Он внимательно наблюдал за нею. Ее прекрасное личико, грациозная фигура и блестящие глаза были каким-то светлым явлением в этом дымном сарае, наполненном запахом скверного виски, человеческих испарений и копоти. Но Джеки словно не замечала этого, и Хоррокс удивлялся, с каким спокойствием и фамильярностью она обращалась со всем этим народом. Видно было, что она пользовалась у этих людей каким-то особенным уважением, и, вспомнив рассказы, связывавшие ее имя с именем Ретифа, Хоррокс почувствовал против нее сильнейшее раздражение. Он старался объяснить себе ее появление, но никак не мог.

Метисы снова вернулись к танцам, и празднество продолжалось, как и раньше, без всякой помехи. Хоррокс следил за всеми движениями Джеки. Он видел, как она остановилась возле какой-то беззубой старухи и заговорила с ней. Хоррокс решил, что она думает только о Ретифе и спрашивает о нем. Но Хоррокс был бы очень удивлен, конечно, если бы знал, что вопросы девушки касались не Ретифа, а его самого, что она хотела знать, где он находится. Наконец она села на скамейку, и ее внимание, по-видимому, было поглощено танцами.

Начинался главный вечерний танец «Джига Красной реки», и мужчины, и женщины приготовились к нему, напрягая все свои силы, каждый старался превзойти своего соседа разнообразием своих танцевальных фигур и своей выносливостью. Это было настоящим испытанием, которое все приготовились выдержать или умереть. «Джига Красной реки» носила характер национального состязания. Кто выдерживал дольше всех, считался главою всех танцоров округа, и это звание было очень почетно у метисов.

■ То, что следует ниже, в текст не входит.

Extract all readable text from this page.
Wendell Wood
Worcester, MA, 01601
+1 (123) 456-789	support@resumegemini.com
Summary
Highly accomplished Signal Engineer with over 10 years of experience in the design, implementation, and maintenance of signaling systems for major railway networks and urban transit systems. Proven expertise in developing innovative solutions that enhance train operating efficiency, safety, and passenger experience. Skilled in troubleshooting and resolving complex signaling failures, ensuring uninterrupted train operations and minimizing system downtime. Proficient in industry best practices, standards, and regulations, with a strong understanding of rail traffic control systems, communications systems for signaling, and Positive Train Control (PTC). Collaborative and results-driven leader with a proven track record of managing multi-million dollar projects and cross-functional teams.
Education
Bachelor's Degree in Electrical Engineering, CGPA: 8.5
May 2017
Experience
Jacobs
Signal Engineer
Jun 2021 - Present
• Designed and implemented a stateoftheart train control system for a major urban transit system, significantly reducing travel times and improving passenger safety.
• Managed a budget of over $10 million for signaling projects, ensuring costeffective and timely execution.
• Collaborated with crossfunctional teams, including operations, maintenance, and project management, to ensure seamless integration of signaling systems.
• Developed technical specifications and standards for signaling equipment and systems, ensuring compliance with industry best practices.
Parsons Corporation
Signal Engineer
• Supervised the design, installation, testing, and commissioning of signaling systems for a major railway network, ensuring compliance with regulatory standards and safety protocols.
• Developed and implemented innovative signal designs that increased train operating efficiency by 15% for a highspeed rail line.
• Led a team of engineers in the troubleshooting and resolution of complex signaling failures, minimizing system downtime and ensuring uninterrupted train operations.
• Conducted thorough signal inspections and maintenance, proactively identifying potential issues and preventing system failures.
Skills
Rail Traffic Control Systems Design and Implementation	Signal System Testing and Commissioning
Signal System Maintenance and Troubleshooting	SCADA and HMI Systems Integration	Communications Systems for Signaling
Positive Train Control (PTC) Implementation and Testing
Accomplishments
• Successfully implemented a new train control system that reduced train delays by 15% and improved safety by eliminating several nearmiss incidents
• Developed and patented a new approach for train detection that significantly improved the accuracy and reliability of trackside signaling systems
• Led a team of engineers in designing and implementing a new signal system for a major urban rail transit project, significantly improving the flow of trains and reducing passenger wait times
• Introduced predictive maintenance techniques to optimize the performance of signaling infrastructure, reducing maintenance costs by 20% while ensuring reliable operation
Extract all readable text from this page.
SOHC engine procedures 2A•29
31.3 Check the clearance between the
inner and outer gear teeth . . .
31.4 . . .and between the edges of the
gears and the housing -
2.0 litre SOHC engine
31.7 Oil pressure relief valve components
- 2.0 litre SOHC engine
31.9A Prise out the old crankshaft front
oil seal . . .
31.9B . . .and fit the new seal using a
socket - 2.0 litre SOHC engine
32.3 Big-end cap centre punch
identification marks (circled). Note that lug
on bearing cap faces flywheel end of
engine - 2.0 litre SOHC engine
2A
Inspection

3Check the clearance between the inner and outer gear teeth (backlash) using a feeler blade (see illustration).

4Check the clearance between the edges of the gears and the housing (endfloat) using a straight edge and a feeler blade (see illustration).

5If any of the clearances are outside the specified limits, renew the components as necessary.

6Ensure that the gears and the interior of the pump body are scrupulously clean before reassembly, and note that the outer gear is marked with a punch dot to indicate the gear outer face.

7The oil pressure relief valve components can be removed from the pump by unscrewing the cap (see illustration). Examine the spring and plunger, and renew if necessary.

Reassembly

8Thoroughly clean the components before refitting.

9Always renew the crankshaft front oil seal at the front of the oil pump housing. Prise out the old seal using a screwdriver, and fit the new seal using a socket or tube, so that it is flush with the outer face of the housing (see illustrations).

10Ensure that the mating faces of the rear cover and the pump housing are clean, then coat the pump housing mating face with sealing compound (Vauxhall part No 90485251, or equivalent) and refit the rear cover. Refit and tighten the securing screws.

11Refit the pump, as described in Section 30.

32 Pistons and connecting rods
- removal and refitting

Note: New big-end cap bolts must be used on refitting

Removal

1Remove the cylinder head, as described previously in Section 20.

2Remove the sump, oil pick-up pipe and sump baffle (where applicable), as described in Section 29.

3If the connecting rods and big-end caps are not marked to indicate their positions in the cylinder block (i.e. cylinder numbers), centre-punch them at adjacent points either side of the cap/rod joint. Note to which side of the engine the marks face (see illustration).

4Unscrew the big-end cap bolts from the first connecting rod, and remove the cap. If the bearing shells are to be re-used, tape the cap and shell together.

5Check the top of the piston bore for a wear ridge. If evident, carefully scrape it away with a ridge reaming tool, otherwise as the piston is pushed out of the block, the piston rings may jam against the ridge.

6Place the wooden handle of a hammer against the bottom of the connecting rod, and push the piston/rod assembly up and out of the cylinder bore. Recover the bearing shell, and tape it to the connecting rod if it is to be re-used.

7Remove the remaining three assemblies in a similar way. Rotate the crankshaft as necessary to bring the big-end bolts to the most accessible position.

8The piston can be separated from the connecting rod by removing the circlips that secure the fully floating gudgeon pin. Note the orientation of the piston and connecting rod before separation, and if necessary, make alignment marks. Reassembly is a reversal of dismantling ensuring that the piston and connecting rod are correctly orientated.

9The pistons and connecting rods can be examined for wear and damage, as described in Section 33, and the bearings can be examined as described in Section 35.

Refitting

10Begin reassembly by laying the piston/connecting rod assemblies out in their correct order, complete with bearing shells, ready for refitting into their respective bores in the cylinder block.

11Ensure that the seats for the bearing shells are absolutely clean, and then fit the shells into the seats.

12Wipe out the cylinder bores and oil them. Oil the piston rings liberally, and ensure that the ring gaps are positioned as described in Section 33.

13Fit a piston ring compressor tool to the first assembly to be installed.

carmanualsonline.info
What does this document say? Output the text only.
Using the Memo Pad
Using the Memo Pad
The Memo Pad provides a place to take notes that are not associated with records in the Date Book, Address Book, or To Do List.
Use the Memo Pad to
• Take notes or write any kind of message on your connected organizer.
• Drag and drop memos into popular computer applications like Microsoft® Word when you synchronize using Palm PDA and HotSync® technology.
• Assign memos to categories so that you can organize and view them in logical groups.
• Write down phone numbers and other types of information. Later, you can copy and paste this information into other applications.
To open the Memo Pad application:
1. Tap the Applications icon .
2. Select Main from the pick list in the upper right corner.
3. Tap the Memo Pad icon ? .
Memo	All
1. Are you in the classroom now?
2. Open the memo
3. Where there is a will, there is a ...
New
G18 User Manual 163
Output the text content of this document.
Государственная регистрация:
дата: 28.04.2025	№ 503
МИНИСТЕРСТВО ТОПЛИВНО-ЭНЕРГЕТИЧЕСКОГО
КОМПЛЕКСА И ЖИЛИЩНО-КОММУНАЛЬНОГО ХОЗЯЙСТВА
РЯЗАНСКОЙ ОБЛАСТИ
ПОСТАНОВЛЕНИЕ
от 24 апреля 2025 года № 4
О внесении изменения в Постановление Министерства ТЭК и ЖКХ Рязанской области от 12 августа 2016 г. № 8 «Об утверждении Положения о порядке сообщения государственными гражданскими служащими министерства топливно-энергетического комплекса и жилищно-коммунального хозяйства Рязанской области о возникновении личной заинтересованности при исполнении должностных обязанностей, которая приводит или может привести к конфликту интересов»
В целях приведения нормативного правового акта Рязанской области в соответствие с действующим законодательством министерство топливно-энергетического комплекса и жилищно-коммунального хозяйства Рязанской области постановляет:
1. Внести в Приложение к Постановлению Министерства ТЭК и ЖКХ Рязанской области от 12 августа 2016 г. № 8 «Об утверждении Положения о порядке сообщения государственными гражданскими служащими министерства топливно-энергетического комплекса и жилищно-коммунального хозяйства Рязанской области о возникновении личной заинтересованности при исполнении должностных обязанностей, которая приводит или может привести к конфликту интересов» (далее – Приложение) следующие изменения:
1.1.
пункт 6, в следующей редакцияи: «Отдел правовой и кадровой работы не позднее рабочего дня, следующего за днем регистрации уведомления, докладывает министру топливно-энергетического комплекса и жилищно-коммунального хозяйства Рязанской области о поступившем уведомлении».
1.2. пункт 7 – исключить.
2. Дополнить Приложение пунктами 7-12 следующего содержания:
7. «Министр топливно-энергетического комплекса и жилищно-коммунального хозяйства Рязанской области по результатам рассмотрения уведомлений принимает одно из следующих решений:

Звуки скрипки, сначала медленные, затем становились все быстрее и быстрее. Не принимавшие участия в танцах, сидевшие у стен, стучали в такт ногами и хлопали руками. Темп все ускорялся, но ни один из танцоров не останавливался ни на минуту. Это был безумный вихрь бешеной пляски, от которого у посторонних наблюдателей кружилась голова.

Хоррокс, несмотря на свою озабоченность, был. увлечен этим зрелищем помимо воли. Минуты летели за минутами, и танец быстро приближался к концу. Но постепенно ряды танцующих начали редеть, одна пара за другой удалялась, едва переводя дух, но другие оставались, решаясь выдержать до конца. Одна из женщин упала от изнеможения. Ее оттащили из круга танцующих и оставили лежать. Никто не обратил на это внимания. В конце концов остались только три пары танцующих, продолжавшие состязание, и полицейский офицер, сам не сознавая этого, заинтересовался тем, кто из них выйдет победителем.

«Наверное, эта девушка с коричневым лицом и в ярко-красном платье выйдет победительницей, – думал Хоррокс. – Она или ее партнер, молодой метис… Но вот и еще одна пара выбыла из строя! Держись, девушка, держись! – воскликнул он громко, невольно поддаваясь увлечению. – Другие долго не продержатся. Еще немного»…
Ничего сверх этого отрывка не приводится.